The cake we get is half vanilla, half chocolate. Vanilla one side—we tend to
get a sheet cake. Vanilla one side, chocolate on the other, and that we
experimented for a little while trying different kinds of cakes, and what we
found was, no no, you know what? These are the cakes people like. This is what
makes the people happy. It’s pretty straightforward, look, vanilla and
chocolate are the basic cakes you could ask for. Some people like vanilla, some
like chocolate, provide them both, give them a little bit of choice, and people
are always happy with the cake.
And so really what we do when we make the cake, we’re not
changing the cake of the cake. We’re changing the dressing of the cake. Well,
if it’s our Super Bowl party and we make it into a football field, okay,
that’s a real different animal, or let’s say it’s one of my kids’ birthday
parties. You know, it’s Adam’s birthday party and have a video game theme, so I turn it into a
Switch. You know. Or some video game thing. And the point is, the cake
tastes the same. It tastes the same. But one being a football field and the
other being a Switch, wow, that’s just a different experience. And that really
feels different.
In the games there’s a lot of the same thing. I mean I don’t
want to use the icing—I’m not trying to say it’s just about dressing. It’s just
about flavor and stuff. It’s more than that.

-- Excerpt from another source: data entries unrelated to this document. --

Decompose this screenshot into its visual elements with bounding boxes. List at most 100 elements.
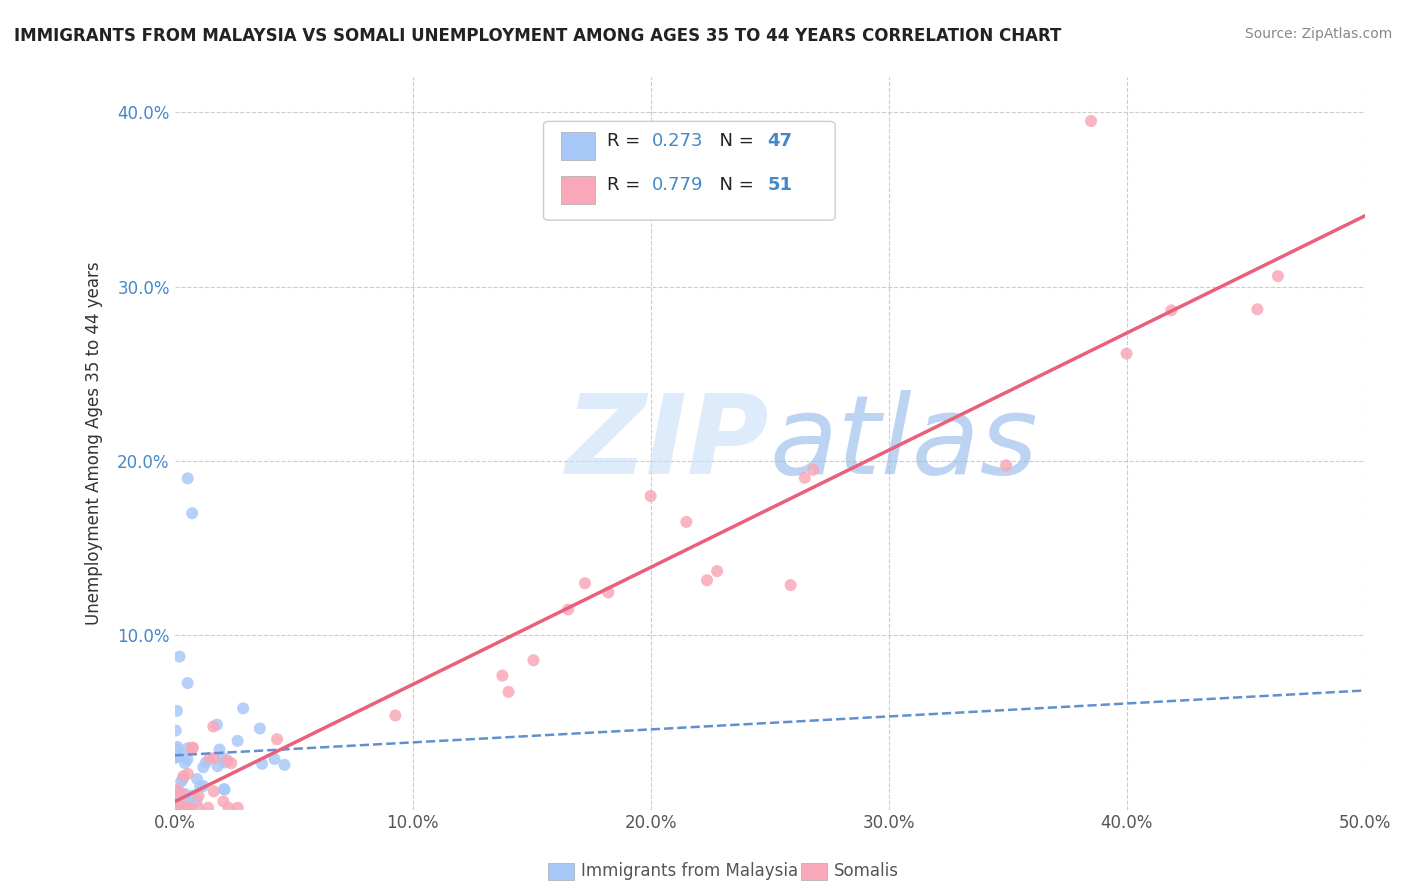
Point	[170, 786, 193, 800]
Point	[177, 741, 200, 756]
Text: R =: R =	[606, 176, 645, 194]
Text: 51: 51	[768, 176, 793, 194]
Point	[779, 578, 801, 592]
Point	[793, 471, 815, 485]
Point	[166, 786, 188, 800]
Point	[491, 668, 513, 682]
Point	[176, 676, 198, 690]
Point	[675, 515, 697, 529]
Point	[801, 463, 824, 477]
Point	[198, 751, 221, 765]
Bar	[561, 177, 595, 204]
Point	[208, 742, 231, 756]
Point	[173, 801, 195, 815]
Point	[166, 801, 188, 815]
Point	[212, 794, 235, 808]
Point	[214, 782, 236, 797]
Point	[181, 506, 204, 520]
Point	[170, 748, 193, 763]
Text: 0.273: 0.273	[652, 132, 703, 150]
Point	[166, 801, 188, 815]
FancyBboxPatch shape	[544, 121, 835, 220]
Point	[180, 801, 202, 815]
Point	[273, 757, 295, 772]
Text: atlas: atlas	[769, 390, 1038, 497]
Point	[384, 708, 406, 723]
Point	[193, 779, 215, 793]
Point	[263, 752, 285, 766]
Point	[194, 756, 217, 770]
Point	[226, 734, 249, 748]
Point	[214, 756, 236, 770]
Point	[165, 723, 187, 738]
Point	[202, 784, 225, 798]
Point	[212, 782, 235, 797]
Point	[169, 796, 191, 810]
Bar	[561, 132, 595, 161]
Point	[165, 801, 187, 815]
Text: Source: ZipAtlas.com: Source: ZipAtlas.com	[1244, 27, 1392, 41]
Point	[165, 750, 187, 764]
Text: N =: N =	[707, 176, 759, 194]
Text: Immigrants from Malaysia: Immigrants from Malaysia	[581, 863, 797, 880]
Point	[211, 751, 233, 765]
Point	[522, 653, 544, 667]
Point	[172, 791, 194, 805]
Text: IMMIGRANTS FROM MALAYSIA VS SOMALI UNEMPLOYMENT AMONG AGES 35 TO 44 YEARS CORREL: IMMIGRANTS FROM MALAYSIA VS SOMALI UNEMP…	[14, 27, 1062, 45]
Point	[202, 719, 225, 733]
Point	[249, 722, 271, 736]
Point	[706, 564, 728, 578]
Point	[176, 752, 198, 766]
Point	[1246, 302, 1268, 317]
Point	[574, 576, 596, 591]
Point	[176, 801, 198, 815]
Point	[174, 787, 197, 801]
Point	[266, 732, 288, 747]
Point	[193, 760, 215, 774]
Point	[166, 799, 188, 814]
Point	[169, 649, 191, 664]
Point	[226, 801, 249, 815]
Point	[165, 797, 187, 812]
Point	[557, 602, 579, 616]
Point	[197, 801, 219, 815]
Point	[598, 585, 620, 599]
Text: Somalis: Somalis	[834, 863, 898, 880]
Point	[219, 756, 242, 771]
Point	[995, 458, 1018, 473]
Text: 0.779: 0.779	[652, 176, 703, 194]
Point	[183, 789, 205, 803]
Point	[181, 740, 204, 755]
Point	[205, 717, 228, 731]
Point	[165, 798, 187, 813]
Point	[217, 801, 239, 815]
Y-axis label: Unemployment Among Ages 35 to 44 years: Unemployment Among Ages 35 to 44 years	[86, 261, 103, 625]
Point	[165, 795, 187, 809]
Point	[167, 801, 190, 815]
Point	[172, 799, 194, 814]
Text: ZIP: ZIP	[567, 390, 769, 497]
Point	[173, 756, 195, 770]
Point	[1115, 346, 1137, 360]
Point	[1080, 114, 1102, 128]
Point	[498, 685, 520, 699]
Point	[169, 785, 191, 799]
Point	[166, 749, 188, 764]
Point	[166, 704, 188, 718]
Point	[232, 701, 254, 715]
Point	[170, 801, 193, 815]
Point	[187, 801, 209, 815]
Point	[166, 790, 188, 805]
Point	[188, 780, 211, 794]
Point	[696, 574, 718, 588]
Point	[640, 489, 662, 503]
Point	[250, 756, 273, 771]
Point	[170, 774, 193, 789]
Point	[1160, 303, 1182, 318]
Point	[173, 769, 195, 783]
Point	[172, 772, 194, 787]
Point	[186, 794, 208, 808]
Point	[180, 741, 202, 756]
Text: N =: N =	[707, 132, 759, 150]
Point	[186, 772, 208, 786]
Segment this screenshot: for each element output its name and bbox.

You do want to have some mechanical differences. But you don’t need to
have a lot of mechanical differences. You really don’t.
Like I said. Ravnica
pretty much took one premise, one premise, and everything came out of that
premise. All I was trying to is be a multicolor set that lets you play less
colors. That was really my goal the whole time, and from that everything sprang
up from it. And then as I made things, and other people made things, and we
worked off it, we just kept extrapolating, but it was always off that one premise.
And so what I will say to you is, if you’re working on
something, let’s say you’re trying to make your—you know, an additive element to
a game that already exists. The key here, and this is true for parties, for
cakes, whatever—focus. It’s about something. It’s not about a lot of things,
it’s about one thing.
And so pick that one thing, make it matter, put the focus on
it, you know, pick mechanics that matter, and what you will find is, having
that one theme to it, that one emphasis will really set it apart and make it
something that is cool.
And what you will find is, when you have that as your
bullseye, when you have one idea that you’re pushing toward, it will stir other
things. “Oh, it wants to be this. Okay, well if I do that…” And what you’ll
find is, you will make a lot of organic changes that come out of having a
singular theme. And so when changing things, you don’t have to change much to
change a lot. (???) actual is—“You don’t have to change much to change
everything” is my actual quote.
So anyway, I am driving up to work. So the takeaway today,
if you’re a young designer designing your first game, you don’t need to overrun
your game with lots of things. And on some level it’s the same lesson which is,
figure out what your game’s about, find the fun, find the essence, find the
core, focus on the core. Make it be what it’s supposed to be. Lose extraneous
things. You don’t need extraneous things.
And do playtests. Take things out. If the playtests go well
after you’ve taken them out then maybe it doesn’t need to be there. You know.
That what a lot of what I’m saying today is, it has to do with how you think
about the game, how you build your game, how you make your game, and then, as
you iterate it, stress test all the pieces, all the components.
And what you will find is, there’s some components that aren’t
carrying their weight. And if they’re not carrying their weight, less is more. You
know what I’m saying? That having a cleanliness to your design is going to lead
to overall better games. I’m not saying there aren’t exceptions to that, but as
a general rule of thumb, being simpler, being more elegant, being more focused
will make for a better experience. Regardless of whether it’s the very first
game you ever made or an expansion to a game that’s 25 years old. So anyway,
guys, I’m now at work, So we know what that means. It means this is the end of
my drive to work. Oh, (???) traffic, you guys got a little extra.